- Theatrical release poster
- Directed by: Sekar Raja
- Starring: Ramki Sasikala Anju
- Music by: Deva
- Production company: Kavithalayaa Productions
- Distributed by: Pratik Pictures
- Release date: 5 November 1991;
- Country: India
- Language: Tamil

= En Pottukku Sonthakkaran =

En Pottukku Sonthakkaran is a 1991 Indian Tamil-language romance film directed by Sekar Raja and produced by Kavithalayaa Productions. The film stars Ramki, Sasikala and Anju.
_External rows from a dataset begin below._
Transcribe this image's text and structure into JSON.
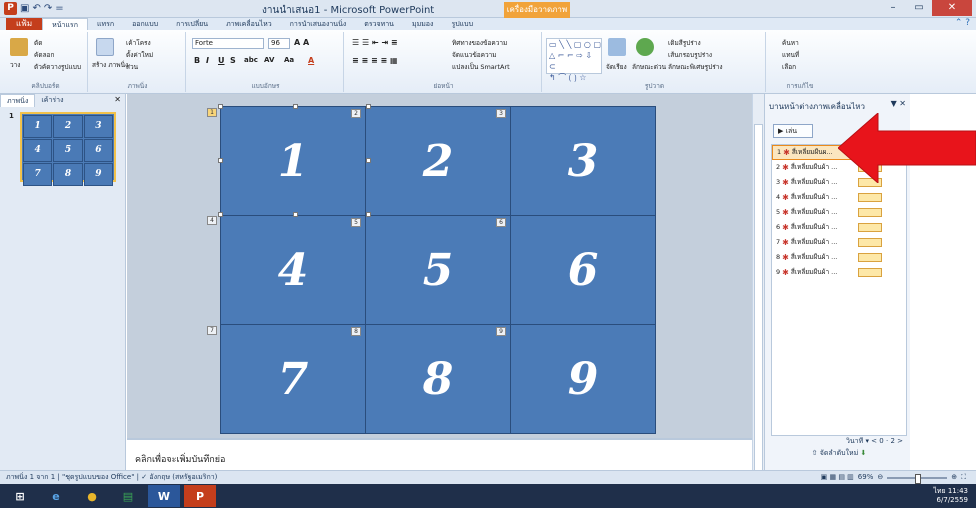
{
  "window": {
    "title": "งานนำเสนอ1 - Microsoft PowerPoint",
    "context_tab": "เครื่องมือวาดภาพ"
  },
  "qat": {
    "undo": "↶",
    "redo": "↷",
    "menu": "="
  },
  "tabs": {
    "file": "แฟ้ม",
    "items": [
      "หน้าแรก",
      "แทรก",
      "ออกแบบ",
      "การเปลี่ยน",
      "ภาพเคลื่อนไหว",
      "การนำเสนองานนิ่ง",
      "ตรวจทาน",
      "มุมมอง",
      "รูปแบบ"
    ]
  },
  "ribbon": {
    "clipboard": {
      "paste": "วาง",
      "cut": "ตัด",
      "copy": "คัดลอก",
      "format_painter": "ตัวคัดวางรูปแบบ",
      "label": "คลิปบอร์ด"
    },
    "slides": {
      "layout": "เค้าโครง",
      "reset": "ตั้งค่าใหม่",
      "section": "ส่วน",
      "new": "สร้าง ภาพนิ่ง",
      "label": "ภาพนิ่ง"
    },
    "font": {
      "name": "Forte",
      "size": "96",
      "label": "แบบอักษร"
    },
    "paragraph": {
      "label": "ย่อหน้า",
      "text_direction": "ทิศทางของข้อความ",
      "align_text": "จัดแนวข้อความ",
      "smartart": "แปลงเป็น SmartArt"
    },
    "drawing": {
      "label": "รูปวาด",
      "arrange": "จัดเรียง",
      "quick_styles": "ลักษณะด่วน",
      "fill": "เติมสีรูปร่าง",
      "outline": "เส้นกรอบรูปร่าง",
      "effects": "ลักษณะพิเศษรูปร่าง"
    },
    "editing": {
      "label": "การแก้ไข",
      "find": "ค้นหา",
      "replace": "แทนที่",
      "select": "เลือก"
    }
  },
  "left_panel": {
    "tabs": [
      "ภาพนิ่ง",
      "เค้าร่าง"
    ],
    "slide_number": "1",
    "thumb_numbers": [
      "1",
      "2",
      "3",
      "4",
      "5",
      "6",
      "7",
      "8",
      "9"
    ]
  },
  "slide": {
    "cells": [
      {
        "num": "1",
        "tag": "2"
      },
      {
        "num": "2",
        "tag": "3"
      },
      {
        "num": "3",
        "tag": ""
      },
      {
        "num": "4",
        "tag": "5"
      },
      {
        "num": "5",
        "tag": "6"
      },
      {
        "num": "6",
        "tag": ""
      },
      {
        "num": "7",
        "tag": "8"
      },
      {
        "num": "8",
        "tag": "9"
      },
      {
        "num": "9",
        "tag": ""
      }
    ],
    "side_tags": [
      "1",
      "4",
      "7"
    ]
  },
  "notes": {
    "placeholder": "คลิกเพื่อจะเพิ่มบันทึกย่อ"
  },
  "anim_pane": {
    "title": "บานหน้าต่างภาพเคลื่อนไหว",
    "play": "เล่น",
    "items": [
      {
        "n": "1",
        "label": "สี่เหลี่ยมผืนผ..."
      },
      {
        "n": "2",
        "label": "สี่เหลี่ยมผืนผ้า ..."
      },
      {
        "n": "3",
        "label": "สี่เหลี่ยมผืนผ้า ..."
      },
      {
        "n": "4",
        "label": "สี่เหลี่ยมผืนผ้า ..."
      },
      {
        "n": "5",
        "label": "สี่เหลี่ยมผืนผ้า ..."
      },
      {
        "n": "6",
        "label": "สี่เหลี่ยมผืนผ้า ..."
      },
      {
        "n": "7",
        "label": "สี่เหลี่ยมผืนผ้า ..."
      },
      {
        "n": "8",
        "label": "สี่เหลี่ยมผืนผ้า ..."
      },
      {
        "n": "9",
        "label": "สี่เหลี่ยมผืนผ้า ..."
      }
    ],
    "timeline": "วินาที",
    "timeline_vals": [
      "0",
      "2"
    ],
    "reorder": "จัดลำดับใหม่"
  },
  "status": {
    "slide_info": "ภาพนิ่ง 1 จาก 1",
    "theme": "\"ชุดรูปแบบของ Office\"",
    "language": "อังกฤษ (สหรัฐอเมริกา)",
    "zoom": "69%"
  },
  "taskbar": {
    "time": "11:43",
    "date": "6/7/2559",
    "lang": "ไทย"
  },
  "colors": {
    "accent": "#c43e1c",
    "cell": "#4b7bb7",
    "arrow": "#e8141b"
  }
}
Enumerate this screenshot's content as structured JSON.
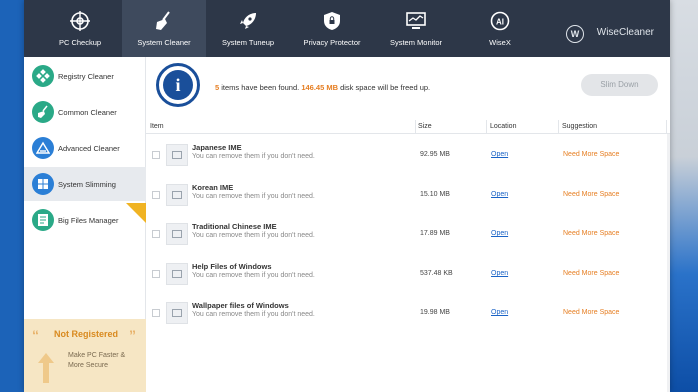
{
  "nav": {
    "items": [
      {
        "label": "PC Checkup",
        "icon": "target-icon"
      },
      {
        "label": "System Cleaner",
        "icon": "broom-icon"
      },
      {
        "label": "System Tuneup",
        "icon": "rocket-icon"
      },
      {
        "label": "Privacy Protector",
        "icon": "shield-lock-icon"
      },
      {
        "label": "System Monitor",
        "icon": "monitor-icon"
      },
      {
        "label": "WiseX",
        "icon": "ai-icon"
      }
    ],
    "active_index": 1,
    "brand": "WiseCleaner",
    "brand_logo_letter": "W"
  },
  "sidebar": {
    "items": [
      {
        "label": "Registry Cleaner",
        "icon": "registry-icon"
      },
      {
        "label": "Common Cleaner",
        "icon": "broom-icon"
      },
      {
        "label": "Advanced Cleaner",
        "icon": "advanced-clean-icon"
      },
      {
        "label": "System Slimming",
        "icon": "windows-icon"
      },
      {
        "label": "Big Files Manager",
        "icon": "files-icon"
      }
    ],
    "active_index": 3
  },
  "promo": {
    "title": "Not Registered",
    "line1": "Make PC Faster &",
    "line2": "More Secure"
  },
  "summary": {
    "count": "5",
    "text1": " items have been found. ",
    "size": "146.45 MB",
    "text2": " disk space will be freed up.",
    "button_label": "Slim Down",
    "info_glyph": "i"
  },
  "table": {
    "headers": {
      "item": "Item",
      "size": "Size",
      "location": "Location",
      "suggestion": "Suggestion"
    },
    "rows": [
      {
        "name": "Japanese IME",
        "desc": "You can remove them if you don't need.",
        "size": "92.95 MB",
        "location": "Open",
        "suggestion": "Need More Space"
      },
      {
        "name": "Korean IME",
        "desc": "You can remove them if you don't need.",
        "size": "15.10 MB",
        "location": "Open",
        "suggestion": "Need More Space"
      },
      {
        "name": "Traditional Chinese IME",
        "desc": "You can remove them if you don't need.",
        "size": "17.89 MB",
        "location": "Open",
        "suggestion": "Need More Space"
      },
      {
        "name": "Help Files of Windows",
        "desc": "You can remove them if you don't need.",
        "size": "537.48 KB",
        "location": "Open",
        "suggestion": "Need More Space"
      },
      {
        "name": "Wallpaper files of Windows",
        "desc": "You can remove them if you don't need.",
        "size": "19.98 MB",
        "location": "Open",
        "suggestion": "Need More Space"
      }
    ]
  },
  "colors": {
    "accent": "#e67e22",
    "topbar": "#2d3748",
    "link": "#1a63c6",
    "green": "#2aa987"
  }
}
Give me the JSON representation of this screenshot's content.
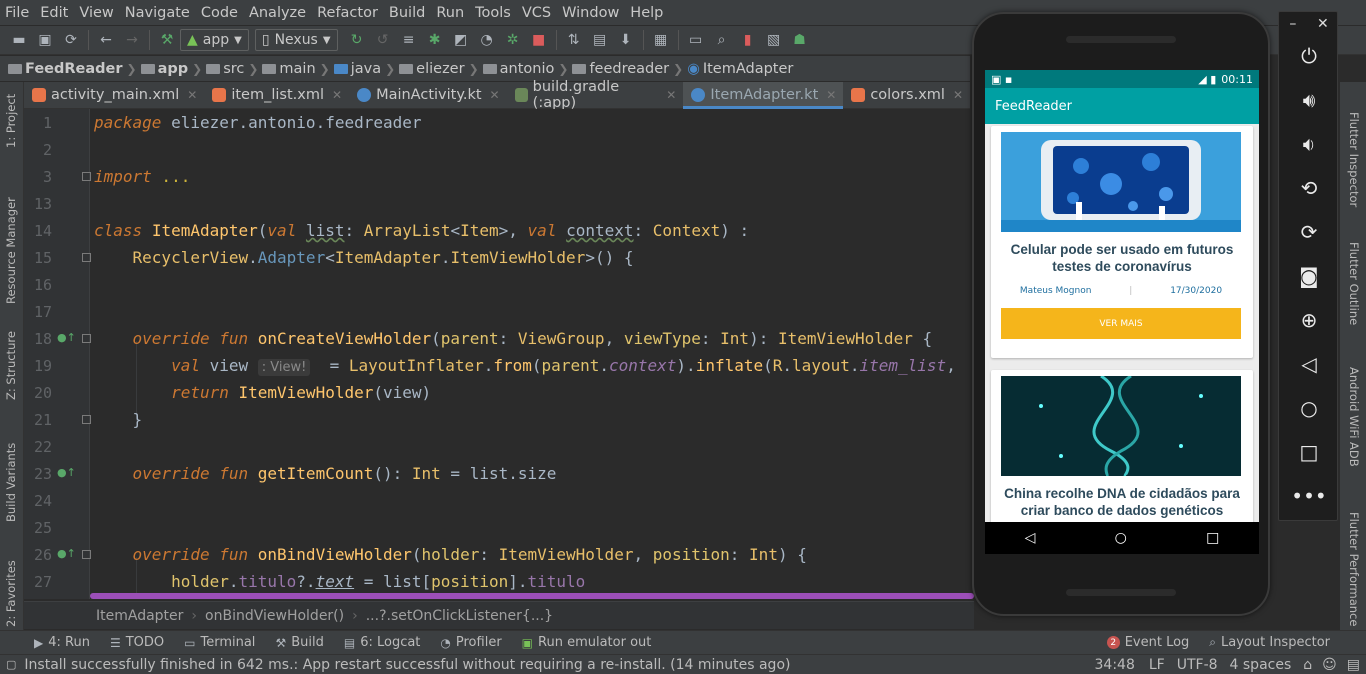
{
  "menu": [
    "File",
    "Edit",
    "View",
    "Navigate",
    "Code",
    "Analyze",
    "Refactor",
    "Build",
    "Run",
    "Tools",
    "VCS",
    "Window",
    "Help"
  ],
  "toolbar": {
    "config": "app",
    "device": "Nexus"
  },
  "breadcrumb": [
    "FeedReader",
    "app",
    "src",
    "main",
    "java",
    "eliezer",
    "antonio",
    "feedreader",
    "ItemAdapter"
  ],
  "tabs": [
    {
      "label": "activity_main.xml",
      "color": "#e8754a"
    },
    {
      "label": "item_list.xml",
      "color": "#e8754a"
    },
    {
      "label": "MainActivity.kt",
      "color": "#4a88c7"
    },
    {
      "label": "build.gradle (:app)",
      "color": "#6a8759"
    },
    {
      "label": "ItemAdapter.kt",
      "color": "#4a88c7",
      "active": true
    },
    {
      "label": "colors.xml",
      "color": "#e8754a"
    }
  ],
  "left_tools": [
    "1: Project",
    "Resource Manager",
    "Z: Structure",
    "Build Variants",
    "2: Favorites"
  ],
  "right_tools": [
    "Flutter Inspector",
    "Flutter Outline",
    "Android WiFi ADB",
    "Flutter Performance"
  ],
  "code": {
    "line_numbers": [
      "1",
      "2",
      "3",
      "13",
      "14",
      "15",
      "16",
      "17",
      "18",
      "19",
      "20",
      "21",
      "22",
      "23",
      "24",
      "25",
      "26",
      "27"
    ],
    "package_kw": "package",
    "package_name": " eliezer.antonio.feedreader",
    "import_kw": "import",
    "import_rest": " ...",
    "inlay_hint": ": View!"
  },
  "editor_crumbs": [
    "ItemAdapter",
    "onBindViewHolder()",
    "...?.setOnClickListener{...}"
  ],
  "bottom_tabs": [
    "4: Run",
    "TODO",
    "Terminal",
    "Build",
    "6: Logcat",
    "Profiler",
    "Run emulator out"
  ],
  "bottom_right": {
    "event_log": "Event Log",
    "event_count": "2",
    "layout_inspector": "Layout Inspector"
  },
  "status": {
    "message": "Install successfully finished in 642 ms.: App restart successful without requiring a re-install. (14 minutes ago)",
    "position": "34:48",
    "line_sep": "LF",
    "encoding": "UTF-8",
    "indent": "4 spaces"
  },
  "phone": {
    "time": "00:11",
    "app_title": "FeedReader",
    "cards": [
      {
        "title": "Celular pode ser usado em futuros testes de coronavírus",
        "author": "Mateus Mognon",
        "date": "17/30/2020",
        "button": "VER MAIS"
      },
      {
        "title": "China recolhe DNA de cidadãos para criar banco de dados genéticos"
      }
    ]
  }
}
It was released on 5 November 1991.

== Soundtrack ==
The soundtrack was composed by Deva.

Track listing
| No. | Title | Lyrics | Performer(s) | Length |
|---|---|---|---|---|
| 1. | "Manasonnu Thudikkuthu" | Piraisoodan | Mano, Swarnalatha | 5:07 |
| 2. | "Solla Vandha Vaarthai" | Kamakodiyan | Mano, K. S. Chithra | 4:44 |
| 3. | "Maasi Maasam Poranthiruchu" | Parinaman | Malaysia Vasudevan | 4:25 |
| 4. | "Onnu Rendu Ennikko" | Parinaman | Gangai Amaran | 4:35 |
| 5. | "Thoporam Thennam Pillai" | Parinaman | Mano | 2:18 |
| 6. | "Unnale Nenjam Raagam" | Muthulingam | Mano, K. S. Chithra | 4:21 |
| Total length: |  |  |  | 25:30 |

== Release and reception ==
En Pottukku Sonthakkaran was released on 5 November 1991, Diwali day, and was distributed by Pratik Pictures. N. Krishnaswamy of The Indian Express positively reviewed the film for its beginning and some of the cast performances.